Recensione dello spettacolo Villa Dolorosa tre compleanni falliti in scena al Teatro Vascello dal 5 al 13 ottobre 2015
Una villa, tre sorelle, Olga Mascha e Irina, e il fratello artista Andrej, che con i rispettivi nomi cercano di evocare la memoria degli omonimi personaggi cechoviani appartenenti a una nota famiglia facoltosa ma in declino.
Questi sono i protagonisti della rilettura in chiave moderna di “Tre sorelle” ad opera di Rebekka Kricheldorf in scena al Teatro Vascello per la regia di Roberto Rustioni.

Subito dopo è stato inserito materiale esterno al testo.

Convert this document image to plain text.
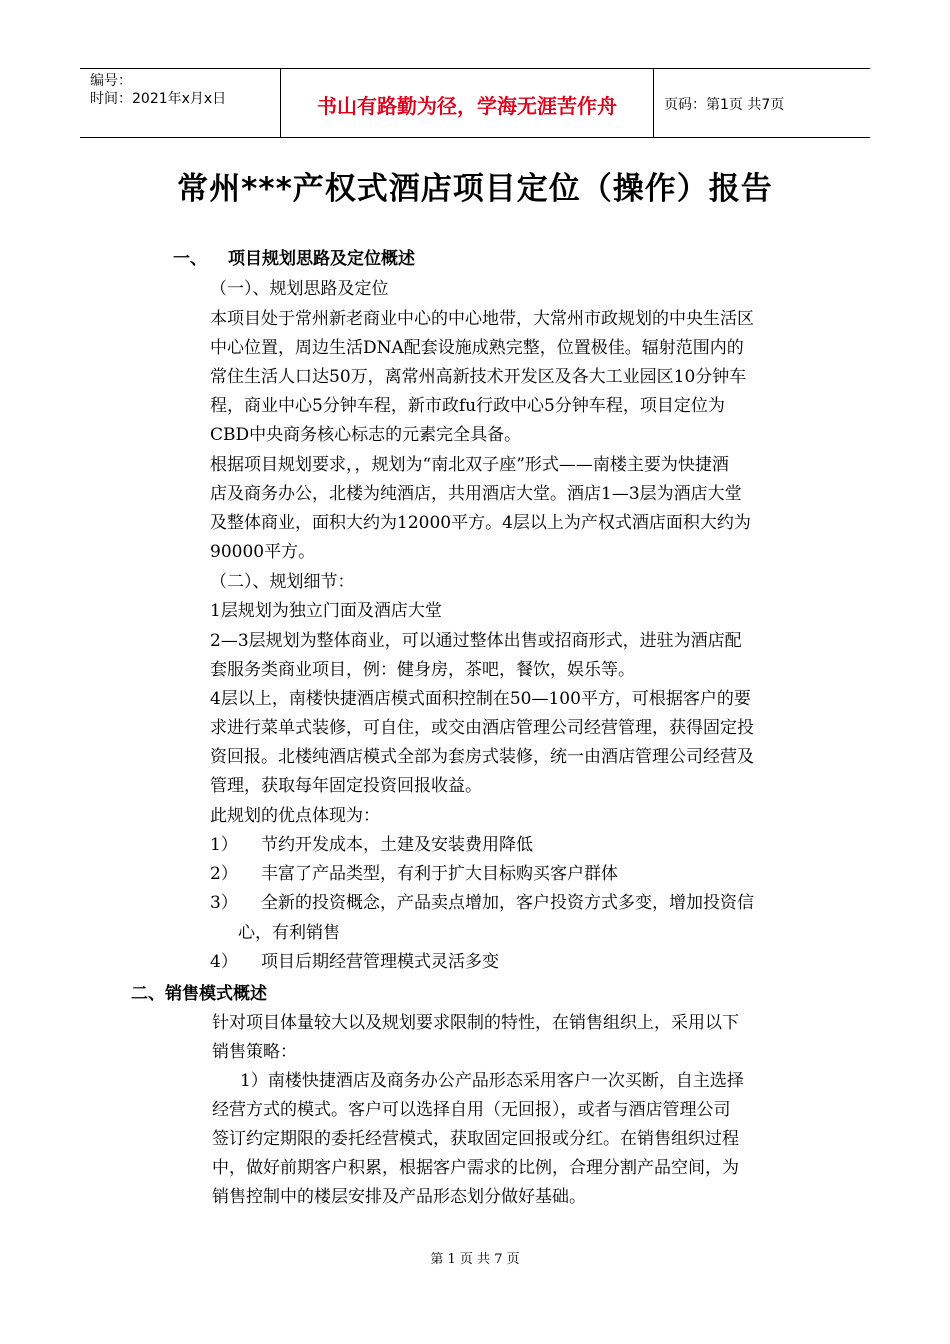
编号：
时间：2021年x月x日	书山有路勤为径，学海无涯苦作舟	页码：第1页 共7页
常州***产权式酒店项目定位（操作）报告
一、 项目规划思路及定位概述
（一）、规划思路及定位
本项目处于常州新老商业中心的中心地带，大常州市政规划的中央生活区
中心位置，周边生活DNA配套设施成熟完整，位置极佳。辐射范围内的
常住生活人口达50万，离常州高新技术开发区及各大工业园区10分钟车
程，商业中心5分钟车程，新市政fu行政中心5分钟车程，项目定位为
CBD中央商务核心标志的元素完全具备。
根据项目规划要求，，规划为“南北双子座”形式——南楼主要为快捷酒
店及商务办公，北楼为纯酒店，共用酒店大堂。酒店1—3层为酒店大堂
及整体商业，面积大约为12000平方。4层以上为产权式酒店面积大约为
90000平方。
（二）、规划细节：
1层规划为独立门面及酒店大堂
2—3层规划为整体商业，可以通过整体出售或招商形式，进驻为酒店配
套服务类商业项目，例：健身房，茶吧，餐饮，娱乐等。
4层以上，南楼快捷酒店模式面积控制在50—100平方，可根据客户的要
求进行菜单式装修，可自住，或交由酒店管理公司经营管理，获得固定投
资回报。北楼纯酒店模式全部为套房式装修，统一由酒店管理公司经营及
管理，获取每年固定投资回报收益。
此规划的优点体现为：
1） 节约开发成本，土建及安装费用降低
2） 丰富了产品类型，有利于扩大目标购买客户群体
3） 全新的投资概念，产品卖点增加，客户投资方式多变，增加投资信
心，有利销售
4） 项目后期经营管理模式灵活多变
二、销售模式概述
针对项目体量较大以及规划要求限制的特性，在销售组织上，采用以下
销售策略：
1）南楼快捷酒店及商务办公产品形态采用客户一次买断，自主选择
经营方式的模式。客户可以选择自用（无回报），或者与酒店管理公司
签订约定期限的委托经营模式，获取固定回报或分红。在销售组织过程
中，做好前期客户积累，根据客户需求的比例，合理分割产品空间，为
销售控制中的楼层安排及产品形态划分做好基础。
第 1 页 共 7 页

Il pubblico in attesa che cominci lo spettacolo può già prefigurarsi, dalla scenografia allestita, l'ambientazione familiare in cui si muoveranno gli attori: un divano occupa la parte centrale del palco ed ai suoi lati l'arredamento sembra essere del tutto simile a quello di un soggiorno con un tavolo e sopra delle bottiglie ben esposte. In ultimo non possono sfuggire all'attenzione delle cornici vuote appese senza un particolare criterio sul fondo.
Si sta festeggiando il compleanno di Irina, la seconda delle tre sorelle, che nel primo atto della pièce compie 28 anni, quindi una donna abbastanza adulta che insieme alle altre due non fa che raccontarci il proprio modo di essere donna.
In realtà è questo che Cechov per primo si limitò a fare, narrare ciò che vedeva, per quanto potesse con occhio critico apparire deprimente e angosciante, perché ciascuno di questi personaggi riflette una parte dell'essere umano che meschinamente e quasi sempre è la parte peggiore di ognuno di noi.
Lontano da una critica di stampo politico o sociale si assiste alla rappresentazione di una realtà che viene scelta non perché gli animi siano esattamente i medesimi dell'epoca in cui l'opera fu scritta la prima volta ma probabilmente perché le domande e le riflessioni nate al verificarsi di certi episodi topici di quel percorso che è la vita di un uomo e di una donna, si ripetono in maniera analoga e sorprendente soprattutto per la banalità del modo in cui si verificano le conseguenze di una determinata azione.
Infatti le tre sorelle ci mostrano il lato assai inconcludente del percorso di vita a cui sono giunte; chi perché apparentemente più solida, data la sua posizione d'insegnante, sprezzante di tutto ciò che è sintomo di inciviltà, ma priva di qualsiasi tipo di pathos, chi perché ha preferito una struttura solida come quella del matrimonio ma con un professore a cui manca la capacità di mantenere vivo il sentimento che l'aveva fatta innamorare e chi vive in un mondo allegorico e legato alle letture di un'infanzia assai illusoria in cui le favole di grandi menti non fanno che soddisfare la sua sete di azione. Non dimentichiamo poi il grande mancato artista, il fratello Andrej che giunge al bivio del grande salto artistico con moglie e prole a “discapito”.
Il quadro scenico è ben rappresentato dagli attori della compagnia Officine K che grazie anche alla regia di Roberto Rustioni, già avviato nella messinscena cechoviana dati i suoi precedenti lavori, e dalla natura esperta e poliedrica delle sue interpretazioni non può che vincere l'attenzione di un pubblico, spesso poco presente su diversi piani.
La chiave di lettura per cui si opta esime dal far critiche al confronto con la sua fonte d'ispirazione perché appare chiaro già dai costumi indossati dagli stessi personaggi che ad essere messo in gioco qui è una parte della società, che oggi è spesso sotto gli occhi di tutti e che tragicamente sembra impossessarsi di quello che un tempo erano gli eroi e le eroine della letteratura contemporanea.
Con la nostalgia di un'epoca, così rivediamo quella attuale e pensiamo che purtroppo sembra “Niente” al suo confronto.